当然のことながら相手によってはイレギュラーな質問をしてくることがあり、臨機応変な対応が必要になります。ですから、実際の問い合わせをもとにスクリプトをアップデートしていくようにすると良いでしょう。
代表電話を廃止する企業が増えている
ここまで代表電話について説明してきましたが、実は代表電話を廃止する企業が増えているのをご存じでしょうか。理由はさまざまですが、以下のようなものが挙げられます。
- 迷惑電話や営業電話がかかってくるから
- 電話の対応が精神的なプレッシャーになるから
- 通常業務の妨げになるから
- 人件費を含めたコスト削減のため
- コロナ禍の影響
コロナ禍の影響で代表電話を廃止する企業が増えた
前述した理由に関して、特に最後の「コロナ禍の影響」は大きいでしょう。
新型コロナウイルスの感染拡大により在宅勤務やテレワークが浸透した結果、オフィスの代表電話を一時的に利用しないようにしたり、あるいはわざわざ交代で出社して代表電話に出たり、代表電話の対応に苦慮する企業も数多くありました。

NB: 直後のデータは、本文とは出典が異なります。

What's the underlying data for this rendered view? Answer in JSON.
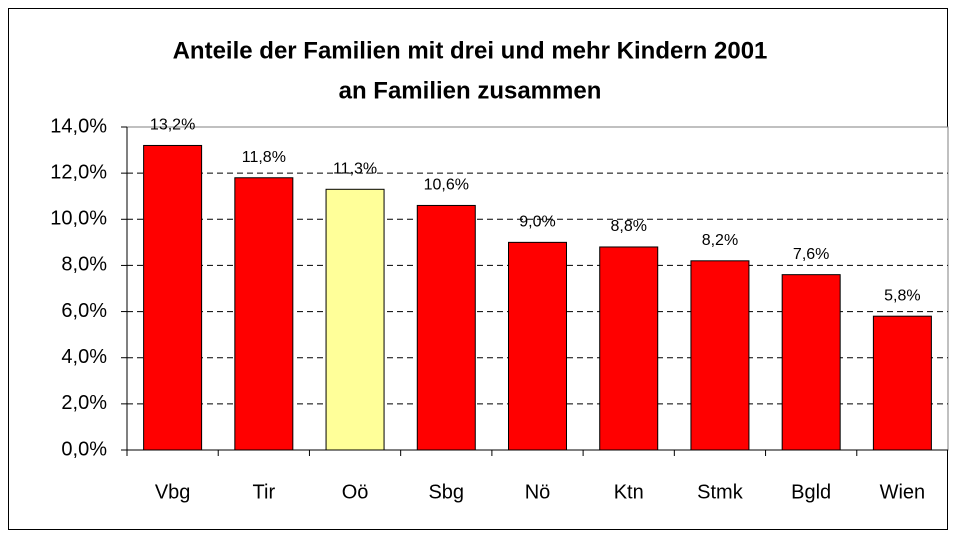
{
  "chart_data": {
    "type": "bar",
    "title": [
      "Anteile der Familien mit drei und mehr Kindern 2001",
      "an Familien zusammen"
    ],
    "categories": [
      "Vbg",
      "Tir",
      "Oö",
      "Sbg",
      "Nö",
      "Ktn",
      "Stmk",
      "Bgld",
      "Wien"
    ],
    "values": [
      13.2,
      11.8,
      11.3,
      10.6,
      9.0,
      8.8,
      8.2,
      7.6,
      5.8
    ],
    "value_labels": [
      "13,2%",
      "11,8%",
      "11,3%",
      "10,6%",
      "9,0%",
      "8,8%",
      "8,2%",
      "7,6%",
      "5,8%"
    ],
    "colors": [
      "#ff0000",
      "#ff0000",
      "#ffff99",
      "#ff0000",
      "#ff0000",
      "#ff0000",
      "#ff0000",
      "#ff0000",
      "#ff0000"
    ],
    "ylim": [
      0,
      14
    ],
    "yticks": [
      {
        "value": 0,
        "label": "0,0%"
      },
      {
        "value": 2,
        "label": "2,0%"
      },
      {
        "value": 4,
        "label": "4,0%"
      },
      {
        "value": 6,
        "label": "6,0%"
      },
      {
        "value": 8,
        "label": "8,0%"
      },
      {
        "value": 10,
        "label": "10,0%"
      },
      {
        "value": 12,
        "label": "12,0%"
      },
      {
        "value": 14,
        "label": "14,0%"
      }
    ],
    "grid": true
  }
}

このような対応の負荷から、固定電話の代表番号を廃止する企業も増えつつあるのです。
代表電話は置きながらも生産性を上げる対策を
廃止する企業も増える代表電話ですが、法人として固定電話による代表電話があることは企業の信用にもつながるため、簡単にやめることはできない現状もあります。特に年配の経営者のなかには、いまだに代表電話を信用の証としてとらえている人が少なくありません。
技術的には従来のクラウドPBXなどのほか携帯電話と固定電話を融合したFMC(Fixed and Mobile Convergence)サービスも登場し、家庭の電話回線と同じように固定電話を設置しない傾向もみられます。

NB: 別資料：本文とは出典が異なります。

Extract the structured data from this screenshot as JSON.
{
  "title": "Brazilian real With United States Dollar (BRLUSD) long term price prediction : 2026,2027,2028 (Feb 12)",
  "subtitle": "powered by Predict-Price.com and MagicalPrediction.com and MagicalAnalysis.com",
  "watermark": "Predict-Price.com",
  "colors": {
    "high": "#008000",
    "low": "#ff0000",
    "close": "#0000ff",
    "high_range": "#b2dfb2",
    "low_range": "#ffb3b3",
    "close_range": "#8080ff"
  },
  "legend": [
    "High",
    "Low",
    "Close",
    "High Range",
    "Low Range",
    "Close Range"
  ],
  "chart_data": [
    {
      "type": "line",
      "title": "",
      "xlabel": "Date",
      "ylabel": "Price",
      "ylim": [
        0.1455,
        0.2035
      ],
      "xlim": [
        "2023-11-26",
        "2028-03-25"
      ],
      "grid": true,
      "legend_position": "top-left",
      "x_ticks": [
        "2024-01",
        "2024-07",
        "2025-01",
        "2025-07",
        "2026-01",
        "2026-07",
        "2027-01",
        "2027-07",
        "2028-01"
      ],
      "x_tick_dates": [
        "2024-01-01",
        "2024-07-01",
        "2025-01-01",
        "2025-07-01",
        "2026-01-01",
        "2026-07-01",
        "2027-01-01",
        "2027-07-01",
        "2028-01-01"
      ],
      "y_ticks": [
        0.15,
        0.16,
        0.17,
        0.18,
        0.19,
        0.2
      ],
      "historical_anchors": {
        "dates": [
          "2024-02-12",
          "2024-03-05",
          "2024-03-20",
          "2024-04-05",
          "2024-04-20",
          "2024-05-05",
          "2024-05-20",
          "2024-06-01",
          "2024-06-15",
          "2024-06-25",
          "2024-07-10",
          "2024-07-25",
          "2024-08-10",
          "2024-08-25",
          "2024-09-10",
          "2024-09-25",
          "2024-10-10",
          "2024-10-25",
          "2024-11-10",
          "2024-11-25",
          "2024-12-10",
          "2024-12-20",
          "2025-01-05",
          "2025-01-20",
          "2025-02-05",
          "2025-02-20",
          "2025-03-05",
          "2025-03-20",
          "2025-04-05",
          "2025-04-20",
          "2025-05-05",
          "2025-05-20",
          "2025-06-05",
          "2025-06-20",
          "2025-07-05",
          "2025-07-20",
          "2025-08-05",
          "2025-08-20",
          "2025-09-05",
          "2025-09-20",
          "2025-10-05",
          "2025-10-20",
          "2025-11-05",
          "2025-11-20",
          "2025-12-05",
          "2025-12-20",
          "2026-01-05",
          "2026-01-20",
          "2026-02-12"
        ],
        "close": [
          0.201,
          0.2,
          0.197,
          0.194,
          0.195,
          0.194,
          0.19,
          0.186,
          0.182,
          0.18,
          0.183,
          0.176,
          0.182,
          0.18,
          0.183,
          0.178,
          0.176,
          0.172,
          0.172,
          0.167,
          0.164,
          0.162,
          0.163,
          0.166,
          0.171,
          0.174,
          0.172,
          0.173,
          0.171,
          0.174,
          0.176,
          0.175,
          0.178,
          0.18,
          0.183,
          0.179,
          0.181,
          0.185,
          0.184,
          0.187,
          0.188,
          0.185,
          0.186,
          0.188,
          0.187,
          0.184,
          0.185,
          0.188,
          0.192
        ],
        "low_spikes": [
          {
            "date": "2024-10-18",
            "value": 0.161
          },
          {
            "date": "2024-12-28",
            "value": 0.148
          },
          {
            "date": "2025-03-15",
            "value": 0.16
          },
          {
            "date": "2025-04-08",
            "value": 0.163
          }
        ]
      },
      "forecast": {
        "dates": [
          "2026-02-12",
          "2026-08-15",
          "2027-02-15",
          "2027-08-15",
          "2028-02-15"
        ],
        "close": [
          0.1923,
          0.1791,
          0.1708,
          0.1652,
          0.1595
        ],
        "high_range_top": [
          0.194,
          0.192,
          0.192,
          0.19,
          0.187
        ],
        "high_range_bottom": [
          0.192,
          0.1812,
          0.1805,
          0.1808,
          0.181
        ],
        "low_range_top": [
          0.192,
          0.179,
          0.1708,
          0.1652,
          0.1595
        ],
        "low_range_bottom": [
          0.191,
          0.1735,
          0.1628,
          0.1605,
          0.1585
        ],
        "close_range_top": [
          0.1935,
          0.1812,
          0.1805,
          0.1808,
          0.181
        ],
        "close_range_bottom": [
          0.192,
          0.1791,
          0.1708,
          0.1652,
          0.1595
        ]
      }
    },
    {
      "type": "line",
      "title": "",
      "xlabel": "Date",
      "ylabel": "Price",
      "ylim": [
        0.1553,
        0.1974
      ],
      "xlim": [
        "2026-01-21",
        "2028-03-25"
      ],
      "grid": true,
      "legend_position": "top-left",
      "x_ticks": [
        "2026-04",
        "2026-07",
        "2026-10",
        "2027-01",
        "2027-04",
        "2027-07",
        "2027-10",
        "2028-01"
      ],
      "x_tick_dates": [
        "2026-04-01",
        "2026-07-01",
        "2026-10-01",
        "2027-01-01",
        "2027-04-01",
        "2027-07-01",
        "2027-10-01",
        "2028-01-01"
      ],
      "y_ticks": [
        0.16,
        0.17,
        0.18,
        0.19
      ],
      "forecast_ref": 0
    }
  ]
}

一方、従来から代表電話に出ることにより業務が中断してしまうことは「生産性向上を阻む問題」でした。取引先からの案件であれば優先すべきですが、必要のない商材を売り込む営業電話にいちいち対応していると時間のロスになってしまいます。社員は自分たちのコア業務に専念すべきなのです。
代表電話に応答する煩わしさや負荷を軽減する解決策として、電話代行会社やコールセンターに代表電話の応答をアウトソーシングするのもひとつの方法かもしれません。